9. Learned Senior Counsel for the appellant further contended that there are other indirect circumstances to come to the conclusion that the suit property could have been gifted to the first defendant. He relied upon Exs.B-21 to B-23 and admittedly they have come into existence in the year 1990 and 1991. They relate to the proceedings before the Labour Court at Madurai. At one point of time the first defendant stated that the gift was given to him as early as 1985, but no such pleadings were given in the written statement. The evidence adduced by the parties also indicated that the proprietor of Meenatchi Estate has not visited the area at the relevant point of time and hence the alleged theory of oral gift in 1985 was falsified. The evidence of other witnesses also did not inspire any confidence in the courts below. Considering the fact that the first defendant was employed as a Manager, it is possible that he could have been allowed to occupy a portion of the suit property and now as the properties belonging to Meenatchi Estate had already been sold to Abirami Enterprises, the first defendant had taken a novel stand in order to gain wrongfully. If the contention of the appellant is accepted, then it will lead to dangerous consequences. The proprietor is admittedly a resident of Rajasthan and the evidence indicated that he came to Dindigul only in 1980 and thereafter, he did not visit the place at all. Hence, it is patently clear that the theory of gift put forward by the first defendant is only his fertile imagination to get at the property by hook or crook. He is not in a position to state the length and breadth of the property given to him. No other evidence has also been let in to corroborate his testimony in respect of the alleged gift. There is no material to accept the contention of the learned senior counsel for the appellant that the suit property was not included in the earlier transaction.

10. Perusal of Exs.B-21 to B-23 also indicated that the first defendant filed a petition before the Labour Court for arrears of salary, wherein a compromise was entered into and stated that the property was allotted to the first defendant. As adverted to, all these documents have come into existence only after the filing of the suit. If really the property was already gifted to the first defendant, nothing prevented him from mentioning the year, month and date and under what circumstance the property was gifted to him. Under such circumstance, the theory of oral gift put forward by the first defendant falls to the ground.

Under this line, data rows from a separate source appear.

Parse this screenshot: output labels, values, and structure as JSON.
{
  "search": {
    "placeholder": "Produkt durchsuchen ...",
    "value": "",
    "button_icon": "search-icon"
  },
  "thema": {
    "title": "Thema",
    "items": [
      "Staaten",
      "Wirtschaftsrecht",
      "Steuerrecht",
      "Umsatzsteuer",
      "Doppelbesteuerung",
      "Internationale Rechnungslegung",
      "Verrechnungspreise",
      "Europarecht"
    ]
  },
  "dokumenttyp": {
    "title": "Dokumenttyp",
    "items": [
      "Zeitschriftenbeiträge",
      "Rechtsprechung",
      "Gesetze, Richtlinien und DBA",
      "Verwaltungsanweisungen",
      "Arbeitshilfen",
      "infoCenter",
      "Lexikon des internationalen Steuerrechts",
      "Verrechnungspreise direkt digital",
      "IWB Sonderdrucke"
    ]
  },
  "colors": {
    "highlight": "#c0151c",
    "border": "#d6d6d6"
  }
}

11. Learned counsel for the respondent raised a legal plea to the effect that the present appeal is also barred by res judicata on the ground that the appellant had not preferred any appeal in respect of the two connected matters, namely, O.S.No. 176 of 1988 and O.S. 80 of 1992. As adverted to, the appellant was the plaintiff in the other two suits and they also relate to the same subject matter of the property covered in O.S.No. 388 of 1988. There is a clear finding against the appellant in respect of the other two suits also and when once the appellant failed to prefer any appeal against the other two judgments, naturally the present appeal also would be barred on the principles of res judicata. In support of his contention, reliance is placed upon the decision reported in Premier Tyres Ltd., v. Kerala State Road Transport Corporation, 1993 Supp (2) SCC 146, wherein it was observed that where two connected suits tried together and finding recorded in one suit became final in absence of appeal, appeal preferred against the finding recorded in the other suit would be barred by res judicata. The same view has been reiterated in Lonankutty v. Thomman and another, , Sheodan Singh v. Daryao Kunwar, AIR 1996 SC 1332 and Vediammal and others v. M. Kandasamy and others, 1997 TLNJ 96. In view of the decisions, it is patently clear that the principle of res judicata is also applicable to the case on hand. The courts below have rightly appreciated the contentions raised by the appellant and there is no illegality or infirmity calling for any interference.

12. For the reasons stated above, the Second Appeal fails and is dismissed. However, there will be no order as to costs.